Almodovar se met à nu dans «Douleur et gloire»
En compétition à Cannes, le maestro espagnol suit un réalisateur en crise, formidablement incarné par Antonio Banderas.
Trois ans après «Julieta», racontant la perte, l’abandon, la culpabilité, Pedro Almodovar revient avec «Douleur et gloire», son 21e long métrage au titre évocateur, réunissant deux de ses acteurs fétiches, Antonio Banderas et Penelope Cruz. À nouveau sélectionné en compétition à Cannes, le réalisateur oscarisé et césarisé mais en mal de Palme d’or en dépit de pronostics souvent unanimes de la critique sur la Croisette, se révèle encore un très sérieux prétendant à la récompense suprême. Réponse le 25 mai.
Évitant à son habitude les excès du mélodrame en évoquant avec sobriété, retenue et pudeur l’amour, le deuil, la réconciliation, Almodovar suit un réalisateur en crise formidablement incarné par Antonio Banderas. Il se met émotionnellement et intensément à nu, mêlant «son côté le plus sombre aux moments les plus lumineux de son enfance» , dans ce film mélancolique baigné de tristesse. Il s’agit là de la plus intime et de la plus introspective de ses œuvres, tournant autour de ses premières passions, celles qui sont suivi, la mère, la mort, les acteurs avec qui il y travaillé, les ruptures. Et les retrouvailles, dont l’une bouleverse avec le long baiser que son personnage mature échange avec un ancien amant, avant que ce dernier parte retrouver sa femme et ses enfants.
Déclaration d’amour au cinéma
Entre émois, regrets, impossibilité de séparer l’art de la vie privée, ce cinéaste si doué qui se demande avec autodérision comment il peut avoir du succès dans un pays aussi différent de l’Espagne que l’Islande, déclare son amour au cinéma. La pellicule libératrice de cet enfant intelligent, sensible et malheureux, qui a grandi au sein d’un milieu paysan et catholique, dans une caverne repeinte par un maçon. Et qui découvre soudain son homosexualité, prétexte à une scène proprement sidérante. Même si l’auteur mêlant réalité et fiction avoue, fait en soi insignifiant, ne pas être absolument fidèle à sa biographie.

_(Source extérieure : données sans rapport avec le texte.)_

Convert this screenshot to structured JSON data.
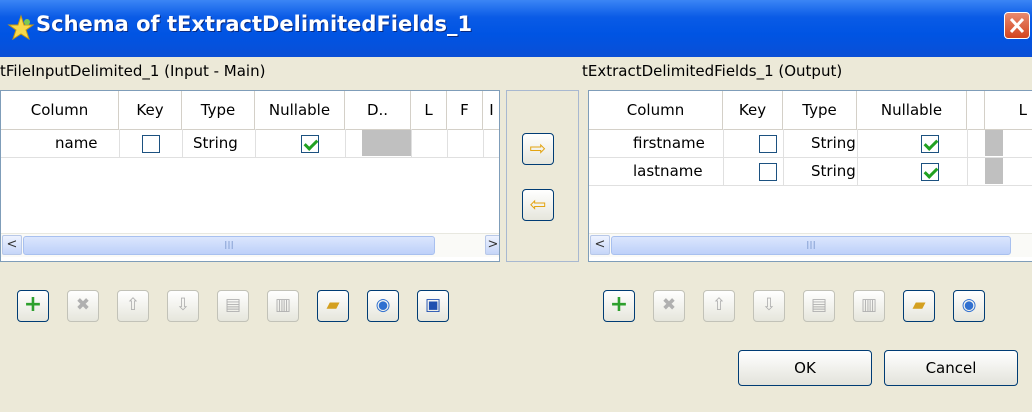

Le film est ainsi rythmé par des allers et retours entre les années 60, 80 et aujourd’hui. Pedro Almodovar brosse le portrait envoûtant d’un homme se disant incompris, en panne d’inspiration, plongeant dans ses souvenirs. Un homme tourmenté physiquement et psychiquement. En proie à toutes sortes de douleurs musculaires, des migraines, des acouphènes, un lancinant mal de dos, il souffre également de troubles de l’âme, de dépression. Un homme se shootant sur le tard à l’héroïne, pour qui «la vie tourne autour de sa colonne vertébrale et dégoûte comme un remède inutile». Mais il va finir par se remettre à écrire.

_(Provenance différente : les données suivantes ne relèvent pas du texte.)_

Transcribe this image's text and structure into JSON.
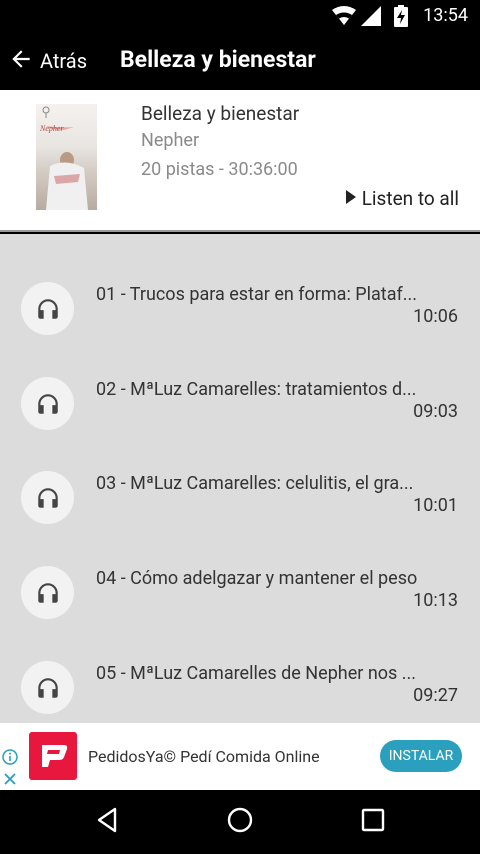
{
  "status_bar": {
    "time": "13:54",
    "icons": [
      "wifi-icon",
      "signal-icon",
      "battery-charging-icon"
    ]
  },
  "app_bar": {
    "back_label": "Atrás",
    "title": "Belleza y bienestar"
  },
  "album": {
    "title": "Belleza y bienestar",
    "author": "Nepher",
    "meta": "20 pistas - 30:36:00",
    "listen_all": "Listen to all",
    "cover_text": "Nepher"
  },
  "tracks": [
    {
      "title": "01 - Trucos para estar en forma: Plataf...",
      "duration": "10:06"
    },
    {
      "title": "02 - MªLuz Camarelles: tratamientos d...",
      "duration": "09:03"
    },
    {
      "title": "03 - MªLuz Camarelles: celulitis, el gra...",
      "duration": "10:01"
    },
    {
      "title": "04 - Cómo adelgazar y mantener el peso",
      "duration": "10:13"
    },
    {
      "title": "05 - MªLuz Camarelles de Nepher nos ...",
      "duration": "09:27"
    }
  ],
  "ad": {
    "text": "PedidosYa© Pedí Comida Online",
    "button": "INSTALAR"
  },
  "colors": {
    "app_bar": "#000000",
    "list_bg": "#dcdcdc",
    "install_button": "#2a9fbe",
    "ad_logo": "#e8173d"
  }
}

Comme des poissons dans l’eau
Si Almodovar ne cesse de nous fasciner, ses comédiens évoluent comme des poissons dans l’eau dans un univers qu’ils connaissent sur le bout des doigts. À commencer par Antonio Banderas, qui a collaboré huit fois avec lui. Séduisant, attachant avec des fêlures et une vulnérabilité non feintes, il représente, sans pourtant l’imiter en dépit de sa coiffure ananas et de ses vêtements colorés, le double idéal du cinéaste torturé par les affres de la création. Et se terrant de préférence dans son appartement madrilène, où il nous invite à entrer.
De son côté la solaire Penelope Cruz, qui a travaillé à six reprises avec l’auteur, est parfaite dans le rôle de la mère jeune d’Almodovar, peu épargnée par les soucis et les difficultés, mais au sourire toujours au bord des lèvres. Dans celui de la mère âgée, on retrouve Julieta Serrano, apparue dans le tout premier métrage du maestro ibère, «Pepi Luci Bom et autres filles du quartier» en 1980. Cela nous vaut une séquence où elle lui parle de son enterrement, manifestant notamment la volonté d’être pieds nus dans son cercueil… Une respiration comique dans ce magnifique opus où la douleur l’emporte sur la gloire.
» Dès aujourd’hui dans les salles romandes.
superbe film. IL mériterait une palme pour Almodovar. J’aimerais bien connaitre le nom de l’acteur qui interprète le jeune maçon analphabète.